Masjid Raya Ganting pertama kali dibangun pada 1700 M di atas tanah wakaf dari tujuh suku yang diserahkan melalui Gubernur Jenderal Ragen Bakh, penguasa Hindia Belanda di Sumatra Barat waktu itu. Mulanya masjid tersebut dibangun di Kaki Gunung Padang.

Namun, karena Belanda bermaksud membangun jalan ke Teluk Emmahaven (sekarang Teluk Bayur), masjid tersebut dipindahkan ke tepi Sungai Arau. Dari sana, masjid kembali dipindahkan ke tempat yang menjadi lokasinya sekarang.

Konstruksi awalnya sangat sederhana sehingga beberapa catatan sejarah menyebutnya surau.

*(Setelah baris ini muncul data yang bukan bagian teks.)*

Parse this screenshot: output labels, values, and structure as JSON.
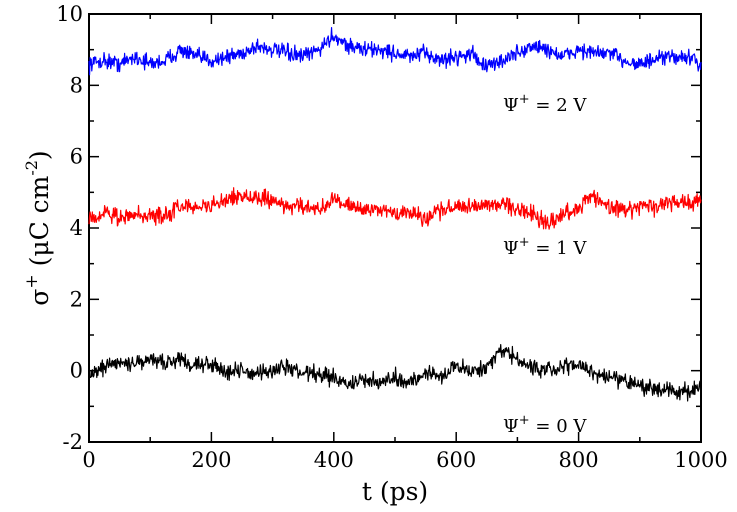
{
  "chart_data": {
    "type": "line",
    "title": "",
    "xlabel": "t (ps)",
    "ylabel": "σ⁺ (μC cm⁻²)",
    "ylabel_parts": {
      "symbol": "σ",
      "sup": "+",
      "unit_open": " (μC cm",
      "unit_exp": "-2",
      "unit_close": ")"
    },
    "xlim": [
      0,
      1000
    ],
    "ylim": [
      -2,
      10
    ],
    "x_ticks": [
      0,
      200,
      400,
      600,
      800,
      1000
    ],
    "y_ticks": [
      -2,
      0,
      2,
      4,
      6,
      8,
      10
    ],
    "x_tick_labels": [
      "0",
      "200",
      "400",
      "600",
      "800",
      "1000"
    ],
    "y_tick_labels": [
      "-2",
      "0",
      "2",
      "4",
      "6",
      "8",
      "10"
    ],
    "grid": false,
    "x": [
      0,
      25,
      50,
      75,
      100,
      125,
      150,
      175,
      200,
      225,
      250,
      275,
      300,
      325,
      350,
      375,
      400,
      425,
      450,
      475,
      500,
      525,
      550,
      575,
      600,
      625,
      650,
      675,
      700,
      725,
      750,
      775,
      800,
      825,
      850,
      875,
      900,
      925,
      950,
      975,
      1000
    ],
    "series": [
      {
        "name": "Ψ+ = 2 V",
        "color": "#0000ff",
        "values": [
          8.6,
          8.7,
          8.6,
          8.8,
          8.6,
          8.7,
          9.0,
          8.8,
          8.7,
          8.8,
          8.9,
          9.1,
          9.0,
          8.9,
          8.8,
          9.0,
          9.4,
          9.1,
          9.0,
          9.0,
          8.9,
          8.8,
          8.9,
          8.7,
          8.8,
          8.9,
          8.5,
          8.7,
          8.9,
          9.1,
          9.0,
          8.8,
          9.0,
          8.9,
          8.9,
          8.7,
          8.6,
          8.7,
          8.8,
          8.8,
          8.6
        ]
      },
      {
        "name": "Ψ+ = 1 V",
        "color": "#ff0000",
        "values": [
          4.3,
          4.4,
          4.3,
          4.4,
          4.3,
          4.4,
          4.6,
          4.6,
          4.6,
          4.8,
          4.9,
          4.8,
          4.8,
          4.6,
          4.6,
          4.5,
          4.8,
          4.6,
          4.5,
          4.5,
          4.4,
          4.4,
          4.3,
          4.5,
          4.6,
          4.6,
          4.7,
          4.7,
          4.5,
          4.4,
          4.1,
          4.4,
          4.6,
          4.9,
          4.6,
          4.5,
          4.6,
          4.6,
          4.7,
          4.7,
          4.8
        ]
      },
      {
        "name": "Ψ+ = 0 V",
        "color": "#000000",
        "values": [
          -0.1,
          0.1,
          0.2,
          0.2,
          0.3,
          0.2,
          0.3,
          0.2,
          0.2,
          0.0,
          0.0,
          -0.1,
          0.0,
          0.1,
          -0.1,
          -0.1,
          -0.2,
          -0.4,
          -0.3,
          -0.3,
          -0.2,
          -0.3,
          -0.1,
          -0.1,
          0.1,
          0.0,
          0.1,
          0.6,
          0.3,
          0.1,
          0.0,
          0.1,
          0.2,
          -0.1,
          -0.2,
          -0.3,
          -0.4,
          -0.5,
          -0.6,
          -0.6,
          -0.5
        ]
      }
    ],
    "annotations": [
      {
        "symbol": "Ψ",
        "sup": "+",
        "text": " = 2 V",
        "series": 0
      },
      {
        "symbol": "Ψ",
        "sup": "+",
        "text": " = 1 V",
        "series": 1
      },
      {
        "symbol": "Ψ",
        "sup": "+",
        "text": " = 0 V",
        "series": 2
      }
    ]
  }
}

Bangunannya dibuat dari kayu, sedangkan atapnya dari rumbia (rumput kering). Atas prakarsa dari tiga tokoh masyarakat setempat pada 1805, yakni Angku Gapuak (saudagar), Angku Syekh Haji Uma (tokoh masyarakat), dan Angku Syekh Kepala Koto (pemuka agama) direncanakanlah pembangunan masjid yang lebih baik.

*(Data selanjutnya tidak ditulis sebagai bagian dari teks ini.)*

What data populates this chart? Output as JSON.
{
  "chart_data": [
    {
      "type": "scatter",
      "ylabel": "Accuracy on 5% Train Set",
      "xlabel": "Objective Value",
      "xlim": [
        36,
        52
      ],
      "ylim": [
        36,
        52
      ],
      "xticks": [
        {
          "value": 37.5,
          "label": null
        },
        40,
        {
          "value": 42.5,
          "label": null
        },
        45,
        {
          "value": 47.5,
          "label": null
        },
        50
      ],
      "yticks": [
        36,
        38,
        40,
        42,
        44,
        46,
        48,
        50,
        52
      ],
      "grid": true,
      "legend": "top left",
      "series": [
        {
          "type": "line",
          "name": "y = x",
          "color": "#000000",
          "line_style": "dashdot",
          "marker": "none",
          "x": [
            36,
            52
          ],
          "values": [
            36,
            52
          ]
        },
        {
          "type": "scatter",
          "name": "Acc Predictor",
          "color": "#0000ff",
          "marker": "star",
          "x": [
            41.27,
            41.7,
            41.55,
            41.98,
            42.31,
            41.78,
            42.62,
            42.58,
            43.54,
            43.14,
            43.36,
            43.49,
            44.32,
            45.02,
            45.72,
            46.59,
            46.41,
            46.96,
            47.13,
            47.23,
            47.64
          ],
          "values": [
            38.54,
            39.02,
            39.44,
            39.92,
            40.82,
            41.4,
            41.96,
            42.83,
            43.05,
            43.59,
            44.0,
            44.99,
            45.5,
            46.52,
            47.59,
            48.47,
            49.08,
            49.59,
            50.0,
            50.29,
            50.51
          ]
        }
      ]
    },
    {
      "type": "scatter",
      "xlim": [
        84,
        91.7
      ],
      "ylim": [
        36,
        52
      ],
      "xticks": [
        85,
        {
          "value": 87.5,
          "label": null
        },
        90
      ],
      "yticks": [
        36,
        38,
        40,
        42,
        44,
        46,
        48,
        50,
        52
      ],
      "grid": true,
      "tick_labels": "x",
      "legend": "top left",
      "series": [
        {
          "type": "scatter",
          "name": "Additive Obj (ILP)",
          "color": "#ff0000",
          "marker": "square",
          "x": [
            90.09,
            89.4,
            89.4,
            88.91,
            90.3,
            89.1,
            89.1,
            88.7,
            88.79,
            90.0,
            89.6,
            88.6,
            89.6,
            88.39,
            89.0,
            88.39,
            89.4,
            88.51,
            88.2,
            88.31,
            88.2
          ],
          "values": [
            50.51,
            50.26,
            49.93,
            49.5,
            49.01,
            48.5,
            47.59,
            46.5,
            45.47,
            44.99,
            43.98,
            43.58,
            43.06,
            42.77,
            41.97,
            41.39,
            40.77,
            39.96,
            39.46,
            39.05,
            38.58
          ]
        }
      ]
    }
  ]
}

Biaya pembangunan berasal dari sumbangan para saudagar dari Padang, Sibolga, Medan, Aceh, serta ulama Minangkabau. Masjid dibangun dengan ukuran 30x30 meter, ditambah serambi di tiga sisinya. Lantainya terbuat dari batu kali bersusun yang diplester menggunakan tanah liat.

Pembangunan tersebut mendapat simpati dari seorang anggota Corps Genie (Militer Belanda) berpangkat kapten yang menjabat Komandan Genie Sumatra Barat dan Tapanoli. Ia memberikan bantuan dengan mendatangkan pekerja untuk membantu penyelesaian pembangunan. Lima tahun kemudian, pada 1810, pembangunan tersebut berhasil diselesaikan.

Pembangunan tahap kedua dimulai pada 1900, ketika dilakukan penggantian lantai dengan ubin segi enam berwarna putih. Ubin yang didatangkan dari Belanda itu dipesan melalui perusahaan dagang Belanda NV Jacobson van de Berg. Pemasangan ubin dilakukan oleh tukang-tukang yang ditunjuk langsung oleh perusahaan dan selesai pada 1910.

Selanjutnya, 50 tahun kemudian, dilakukan pemasangan keramik pada tiang-tiang di ruang utama yang terbuat dari batu bata itu. Pada periode ini pula, dilakukan pembuatan bagian depan bangunan masjid yang mirip benteng Spanyol. Juga pembuatan menara oktagonal di sisi utara dan selatan yang selesai pada 1967. Lalu pada 1995, dilakukan pemasangan keramik pada dinding bagian dalam ruang utama.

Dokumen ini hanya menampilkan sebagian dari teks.